The NIST Mass Spectral Library has expanded to include new human and plant metabolites, variants of fentanyl and other synthetic drugs.
Credit: M. Delorme/NIST
The National Institute of Standards and Technology (NIST) has updated its database of chemical fingerprints, called mass spectra, that are used to identify unknown chemical compounds. The NIST Mass Spectral Library and its new version, called NIST20, is used in health care, drug discovery, foods and fragrances, oil and natural gas, environmental protection, forensic science and almost every other industry that manufactures or measures physical stuff.
“If you have a mysterious substance — you have no idea what it is — you generate its fingerprints then run those prints through our library,” said NIST biostatistician Tytus Mak. “If you find a match, you know what the substance is.”
Those chemical fingerprints are generated using a laboratory instrument called a mass spectrometer that breaks molecules into pieces then lines those pieces up on a graph according to their mass. The resulting mass spectrum appears as a series of vertical lines that form a unique pattern for each compound.
The NIST Mass Spectral Library comes pre-installed on many instruments, and users can purchase the update from their instrument manufacturer or other distributors. Collections of mass spectra used in specialized areas of research can be downloaded for free from the NIST website.
Mass spectrometry is particularly useful for identifying organic compounds — the building blocks of life. Part of Mak’s role in this project was to decide, of the countless organic compounds out there, which ones to include in the library.
To do this, he scoured the catalogs of chemical manufacturers and lists of important compounds published by private companies, government agencies and scientific researchers. He then prioritized the compounds based on their relative importance and the cost of purchasing samples for analysis.
This update includes more than 14,000 human and plant metabolites. Those are the substances formed when living things break down food, drugs or their own tissue, such as when you burn fat by exercising. Medical tests often involve identifying metabolites in blood or urine. Plant metabolites make up an even larger universe of chemical compounds. They are in everything we eat and are important in the agricultural sector.
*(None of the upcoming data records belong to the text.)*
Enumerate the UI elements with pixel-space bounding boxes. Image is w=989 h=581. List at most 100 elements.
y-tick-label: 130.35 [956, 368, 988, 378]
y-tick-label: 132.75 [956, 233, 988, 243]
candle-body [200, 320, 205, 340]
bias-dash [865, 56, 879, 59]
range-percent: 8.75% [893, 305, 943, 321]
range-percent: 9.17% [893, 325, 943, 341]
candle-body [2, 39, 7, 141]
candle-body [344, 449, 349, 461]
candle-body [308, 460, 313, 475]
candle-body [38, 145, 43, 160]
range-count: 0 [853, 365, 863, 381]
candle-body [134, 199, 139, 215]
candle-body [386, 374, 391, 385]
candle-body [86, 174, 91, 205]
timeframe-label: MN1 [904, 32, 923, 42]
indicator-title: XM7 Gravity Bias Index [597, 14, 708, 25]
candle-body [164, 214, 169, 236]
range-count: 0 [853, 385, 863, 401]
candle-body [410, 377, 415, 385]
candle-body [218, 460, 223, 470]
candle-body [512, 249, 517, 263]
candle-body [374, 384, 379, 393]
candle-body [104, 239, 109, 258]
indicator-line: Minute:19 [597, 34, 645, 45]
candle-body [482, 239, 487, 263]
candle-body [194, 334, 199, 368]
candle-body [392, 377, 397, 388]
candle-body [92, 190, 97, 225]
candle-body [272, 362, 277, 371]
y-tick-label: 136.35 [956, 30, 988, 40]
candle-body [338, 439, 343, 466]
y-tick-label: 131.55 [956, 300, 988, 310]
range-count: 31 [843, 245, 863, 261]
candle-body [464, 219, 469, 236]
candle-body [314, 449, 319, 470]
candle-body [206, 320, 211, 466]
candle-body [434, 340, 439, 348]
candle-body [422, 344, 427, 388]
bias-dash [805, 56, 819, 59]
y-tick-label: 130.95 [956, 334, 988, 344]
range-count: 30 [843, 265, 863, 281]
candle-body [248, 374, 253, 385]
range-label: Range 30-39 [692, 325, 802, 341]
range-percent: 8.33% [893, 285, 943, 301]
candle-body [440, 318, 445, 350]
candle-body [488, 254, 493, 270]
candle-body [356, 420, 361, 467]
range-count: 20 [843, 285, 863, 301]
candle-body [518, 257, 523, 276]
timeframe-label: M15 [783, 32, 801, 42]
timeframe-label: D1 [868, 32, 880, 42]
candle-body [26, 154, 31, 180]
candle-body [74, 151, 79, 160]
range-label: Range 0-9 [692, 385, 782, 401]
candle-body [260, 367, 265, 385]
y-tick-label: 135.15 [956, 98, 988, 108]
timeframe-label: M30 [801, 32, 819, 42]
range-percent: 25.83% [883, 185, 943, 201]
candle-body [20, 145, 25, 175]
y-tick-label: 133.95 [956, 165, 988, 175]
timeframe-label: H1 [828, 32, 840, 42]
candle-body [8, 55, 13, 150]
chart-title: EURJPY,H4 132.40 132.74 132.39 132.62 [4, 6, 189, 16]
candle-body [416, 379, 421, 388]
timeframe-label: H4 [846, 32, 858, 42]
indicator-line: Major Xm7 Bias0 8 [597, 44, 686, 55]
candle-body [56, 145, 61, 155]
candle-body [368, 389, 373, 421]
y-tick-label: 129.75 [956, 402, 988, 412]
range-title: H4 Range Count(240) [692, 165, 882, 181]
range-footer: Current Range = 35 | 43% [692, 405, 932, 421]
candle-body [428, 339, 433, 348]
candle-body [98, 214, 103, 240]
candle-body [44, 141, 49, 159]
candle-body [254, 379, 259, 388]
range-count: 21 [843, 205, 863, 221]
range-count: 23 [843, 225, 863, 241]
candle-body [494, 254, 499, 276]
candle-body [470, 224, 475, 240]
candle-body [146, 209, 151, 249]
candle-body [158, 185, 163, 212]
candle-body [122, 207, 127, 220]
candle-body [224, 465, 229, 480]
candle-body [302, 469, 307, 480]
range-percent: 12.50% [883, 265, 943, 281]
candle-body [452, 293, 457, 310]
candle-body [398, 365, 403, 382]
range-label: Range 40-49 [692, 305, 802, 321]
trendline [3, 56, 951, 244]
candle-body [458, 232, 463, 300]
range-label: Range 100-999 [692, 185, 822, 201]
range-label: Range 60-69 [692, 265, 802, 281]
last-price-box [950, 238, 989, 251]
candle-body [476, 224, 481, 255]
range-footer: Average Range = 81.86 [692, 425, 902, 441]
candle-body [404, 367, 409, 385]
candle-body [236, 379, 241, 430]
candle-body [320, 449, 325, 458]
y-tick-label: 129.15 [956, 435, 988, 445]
The update also included pesticides and environmental contaminants, chemicals used in manufacturing such as lubricants and surfactants, pharmaceutical drugs and illicit drugs such as new varieties of fentanyl, the drug that is driving a nationwide overdose epidemic.
After NIST purchased samples of the compounds, chemists ran them through carefully calibrated mass spectrometers. They did this on different instruments under varying conditions, producing multiple mass spectra for each compound. In keeping with NIST’s high standards as the nation’s measurement lab, a team of experts then analyzed the data to ensure high accuracy and precision.
“We carefully acquire and curate the data so users can have high confidence in their identifications,” said NIST computational biologist Sara Yang, who worked on quality control.
The NIST Mass Spectral Library, which is among the larger commercially available libraries and is widely used, has two main components. The Electron Ionization (EI) Library is used for identifying volatile compounds such as those you can smell in air.
Roughly 40,000 new compounds have been added to this library, for a total of over 300,000. The Tandem Library is used to identify heavier compounds in liquids such as groundwater or blood. This library has almost doubled in size to more than 30,000 compounds and includes 1.3 million spectra.
Organic compounds are like Tinkertoys made mostly of carbon, hydrogen, oxygen and nitrogen atoms. They can be put together in an endless number of ways. The diversity of life on Earth exists because of the vast possibilities of organic chemistry. Of all the organic compounds known and unknown, the NIST library has barely scratched the surface.
And the number of important compounds will continue to grow. There will always be new species of microbes to discover that might cause a new disease or produce a life-saving drug. And scientists will continue synthesizing new compounds, from chemical weapons to cures for cancer.
The job of updating the NIST Mass Spectral Library with new compounds will continue. But for now, chemists can easily identify tens of thousands more of them.